Wenn Jugendliche etwas peinlich finden, nennen sie das häufig “cringe”. Besonders unter den bis 20-Jährigen ist dieser Begriff laut Langescheidt-Verlag weit verbreitet. Nun wurde er zum Jugendwort des Jahres gewählt.

German Of The Day: Tatort

That means scene of the crime. But when Germans hear the word, the first thing they normally think of is a TV show.

Tatort began as an experiment aimed at countering dubbed American crime shows’ market dominance and the success of other domestic productions. To take them on, ARD, one of Germany’s public broadcasters, tasked each of its regional affiliates with creating a series of crime shows featuring one of the cities or regions they served—incorporating its unique landscape, architecture, dialect, mentality, and economic characteristics. Each episode would be 90 minutes long—with no commercial breaks!—providing enough time to develop intricate plots set in distinctive environments. Surprisingly—even to the creators of this series—the audiences loved the new formula, and Tatort quickly earned the cult status it enjoys to this day.

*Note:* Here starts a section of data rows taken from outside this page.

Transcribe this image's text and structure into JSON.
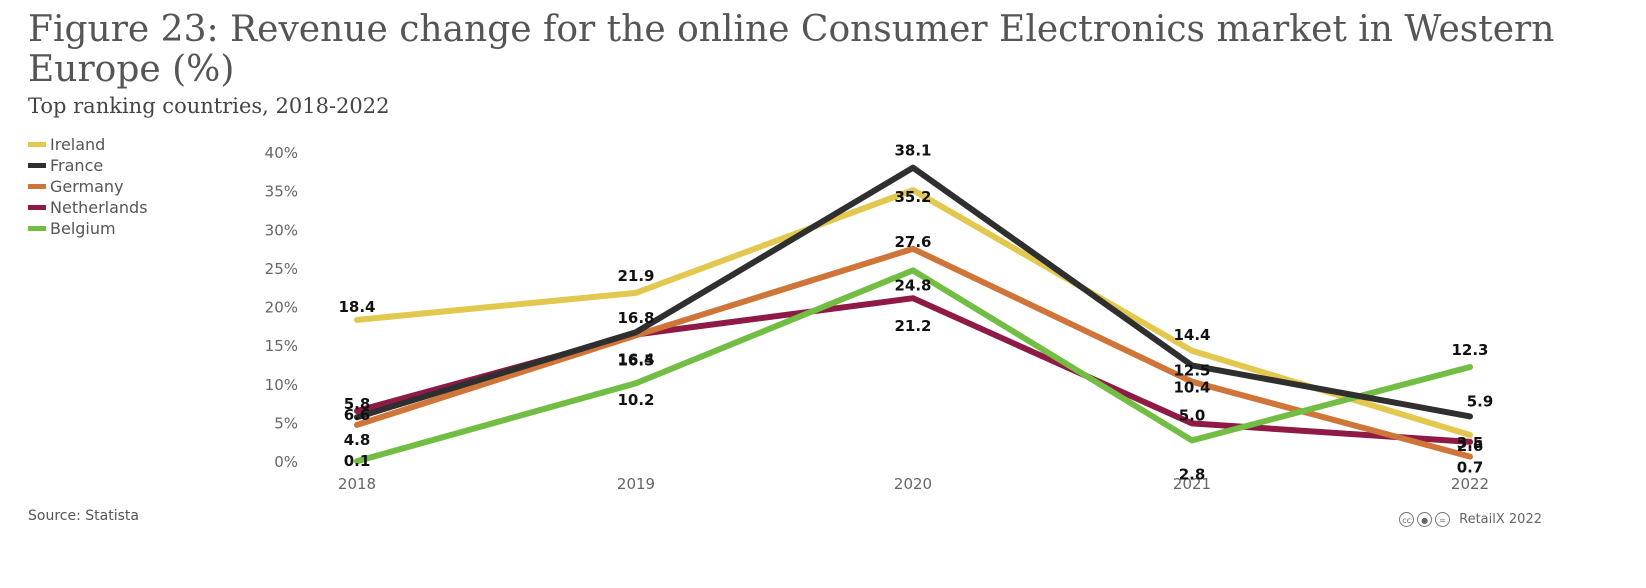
{
  "header": {
    "title": "Figure 23: Revenue change for the online Consumer Electronics market in Western Europe (%)",
    "subtitle": "Top ranking countries, 2018-2022"
  },
  "footer": {
    "source": "Source: Statista",
    "credit": "RetailX 2022",
    "license_icons": [
      "cc",
      "by",
      "nd"
    ]
  },
  "chart_data": {
    "type": "line",
    "title": "Figure 23: Revenue change for the online Consumer Electronics market in Western Europe (%)",
    "subtitle": "Top ranking countries, 2018-2022",
    "x": [
      "2018",
      "2019",
      "2020",
      "2021",
      "2022"
    ],
    "y_ticks": [
      "0%",
      "5%",
      "10%",
      "15%",
      "20%",
      "25%",
      "30%",
      "35%",
      "40%"
    ],
    "ylim": [
      0,
      40
    ],
    "grid": false,
    "legend_position": "top-left",
    "series": [
      {
        "name": "Ireland",
        "color": "#e3c84f",
        "values": [
          18.4,
          21.9,
          35.2,
          14.4,
          3.5
        ]
      },
      {
        "name": "France",
        "color": "#2f2f2f",
        "values": [
          5.8,
          16.8,
          38.1,
          12.5,
          5.9
        ]
      },
      {
        "name": "Germany",
        "color": "#d0753a",
        "values": [
          4.8,
          16.4,
          27.6,
          10.4,
          0.7
        ]
      },
      {
        "name": "Netherlands",
        "color": "#8e1a45",
        "values": [
          6.6,
          16.5,
          21.2,
          5.0,
          2.6
        ]
      },
      {
        "name": "Belgium",
        "color": "#72bd43",
        "values": [
          0.1,
          10.2,
          24.8,
          2.8,
          12.3
        ]
      }
    ]
  }
}
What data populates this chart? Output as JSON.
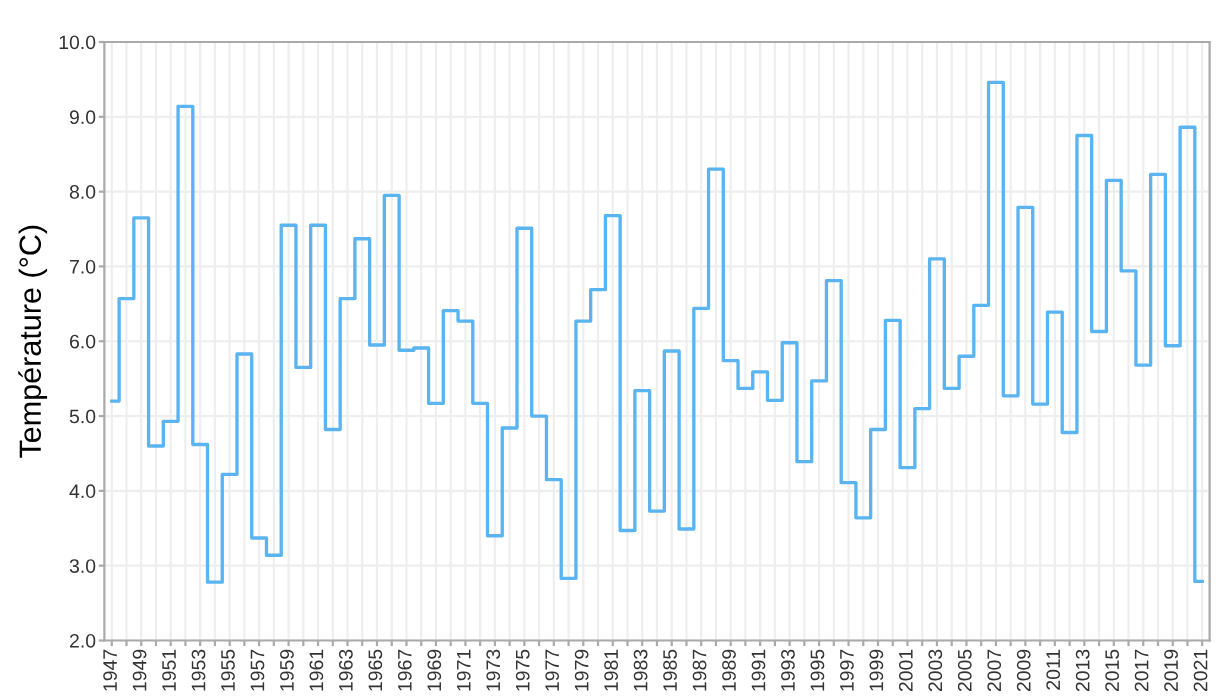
{
  "chart_data": {
    "type": "step",
    "ylabel": "Température (°C)",
    "x": [
      1947,
      1948,
      1949,
      1950,
      1951,
      1952,
      1953,
      1954,
      1955,
      1956,
      1957,
      1958,
      1959,
      1960,
      1961,
      1962,
      1963,
      1964,
      1965,
      1966,
      1967,
      1968,
      1969,
      1970,
      1971,
      1972,
      1973,
      1974,
      1975,
      1976,
      1977,
      1978,
      1979,
      1980,
      1981,
      1982,
      1983,
      1984,
      1985,
      1986,
      1987,
      1988,
      1989,
      1990,
      1991,
      1992,
      1993,
      1994,
      1995,
      1996,
      1997,
      1998,
      1999,
      2000,
      2001,
      2002,
      2003,
      2004,
      2005,
      2006,
      2007,
      2008,
      2009,
      2010,
      2011,
      2012,
      2013,
      2014,
      2015,
      2016,
      2017,
      2018,
      2019,
      2020,
      2021
    ],
    "series": [
      {
        "color": "#5ab4f0",
        "values": [
          5.2,
          6.57,
          7.65,
          4.6,
          4.93,
          9.14,
          4.62,
          2.78,
          4.22,
          5.83,
          3.37,
          3.14,
          7.55,
          5.65,
          7.55,
          4.82,
          6.57,
          7.37,
          5.95,
          7.95,
          5.88,
          5.91,
          5.17,
          6.41,
          6.27,
          5.17,
          3.4,
          4.84,
          7.51,
          5.0,
          4.15,
          2.83,
          6.27,
          6.69,
          7.68,
          3.47,
          5.34,
          3.73,
          5.87,
          3.49,
          6.44,
          8.3,
          5.74,
          5.37,
          5.59,
          5.21,
          5.98,
          4.39,
          5.47,
          6.81,
          4.11,
          3.64,
          4.82,
          6.28,
          4.31,
          5.1,
          7.1,
          5.37,
          5.8,
          6.48,
          9.46,
          5.27,
          7.79,
          5.16,
          6.39,
          4.78,
          8.75,
          6.13,
          8.15,
          6.94,
          5.68,
          8.23,
          5.94,
          8.86,
          2.79
        ]
      }
    ],
    "xlim": [
      1946.5,
      2021.5
    ],
    "xticks": [
      1947,
      {
        "value": 1948,
        "label": null
      },
      1949,
      {
        "value": 1950,
        "label": null
      },
      1951,
      {
        "value": 1952,
        "label": null
      },
      1953,
      {
        "value": 1954,
        "label": null
      },
      1955,
      {
        "value": 1956,
        "label": null
      },
      1957,
      {
        "value": 1958,
        "label": null
      },
      1959,
      {
        "value": 1960,
        "label": null
      },
      1961,
      {
        "value": 1962,
        "label": null
      },
      1963,
      {
        "value": 1964,
        "label": null
      },
      1965,
      {
        "value": 1966,
        "label": null
      },
      1967,
      {
        "value": 1968,
        "label": null
      },
      1969,
      {
        "value": 1970,
        "label": null
      },
      1971,
      {
        "value": 1972,
        "label": null
      },
      1973,
      {
        "value": 1974,
        "label": null
      },
      1975,
      {
        "value": 1976,
        "label": null
      },
      1977,
      {
        "value": 1978,
        "label": null
      },
      1979,
      {
        "value": 1980,
        "label": null
      },
      1981,
      {
        "value": 1982,
        "label": null
      },
      1983,
      {
        "value": 1984,
        "label": null
      },
      1985,
      {
        "value": 1986,
        "label": null
      },
      1987,
      {
        "value": 1988,
        "label": null
      },
      1989,
      {
        "value": 1990,
        "label": null
      },
      1991,
      {
        "value": 1992,
        "label": null
      },
      1993,
      {
        "value": 1994,
        "label": null
      },
      1995,
      {
        "value": 1996,
        "label": null
      },
      1997,
      {
        "value": 1998,
        "label": null
      },
      1999,
      {
        "value": 2000,
        "label": null
      },
      2001,
      {
        "value": 2002,
        "label": null
      },
      2003,
      {
        "value": 2004,
        "label": null
      },
      2005,
      {
        "value": 2006,
        "label": null
      },
      2007,
      {
        "value": 2008,
        "label": null
      },
      2009,
      {
        "value": 2010,
        "label": null
      },
      2011,
      {
        "value": 2012,
        "label": null
      },
      2013,
      {
        "value": 2014,
        "label": null
      },
      2015,
      {
        "value": 2016,
        "label": null
      },
      2017,
      {
        "value": 2018,
        "label": null
      },
      2019,
      {
        "value": 2020,
        "label": null
      },
      2021
    ],
    "ylim": [
      2,
      10
    ],
    "yticks": [
      {
        "value": 2,
        "label": "2.0"
      },
      {
        "value": 3,
        "label": "3.0"
      },
      {
        "value": 4,
        "label": "4.0"
      },
      {
        "value": 5,
        "label": "5.0"
      },
      {
        "value": 6,
        "label": "6.0"
      },
      {
        "value": 7,
        "label": "7.0"
      },
      {
        "value": 8,
        "label": "8.0"
      },
      {
        "value": 9,
        "label": "9.0"
      },
      {
        "value": 10,
        "label": "10.0"
      }
    ],
    "grid": true,
    "line_style": "solid"
  }
}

Germans are obsessed with crime fiction, so much so that in German, the word Krimi—short for Kriminalroman (crime novel) or Kriminalfilm (crime film)—can also be used as a suffix to describe anything remotely suspenseful, such as a soccer match (Fußball-Krimi), chess competition (Schach-Krimi), or election (Wahl-Krimi).

As American As Apple Pie

That good old Greyhound Bus. Or at least it used to be. Now it’s as American as FlixBus.

FlixMobility, the $3 billion-German transportation startup that has doubled down on long distance buses and slowly and quietly gobbled up transit lines and operations across Europe, today announced a big move to raise its game in the U.S. The company announced that it is acquiring Greyhound Lines, the iconic U.S. bus network, from U.K.-based owner FirstGroup. Flix said the deal — which includes a vehicle fleet, trademarks, and related assets and liabilities — has an enterprise value on a debt-free/cash-free basis of $46 million, with an unconditional deferred consideration of $32 million with an interest rate of 5% per annum alongside that.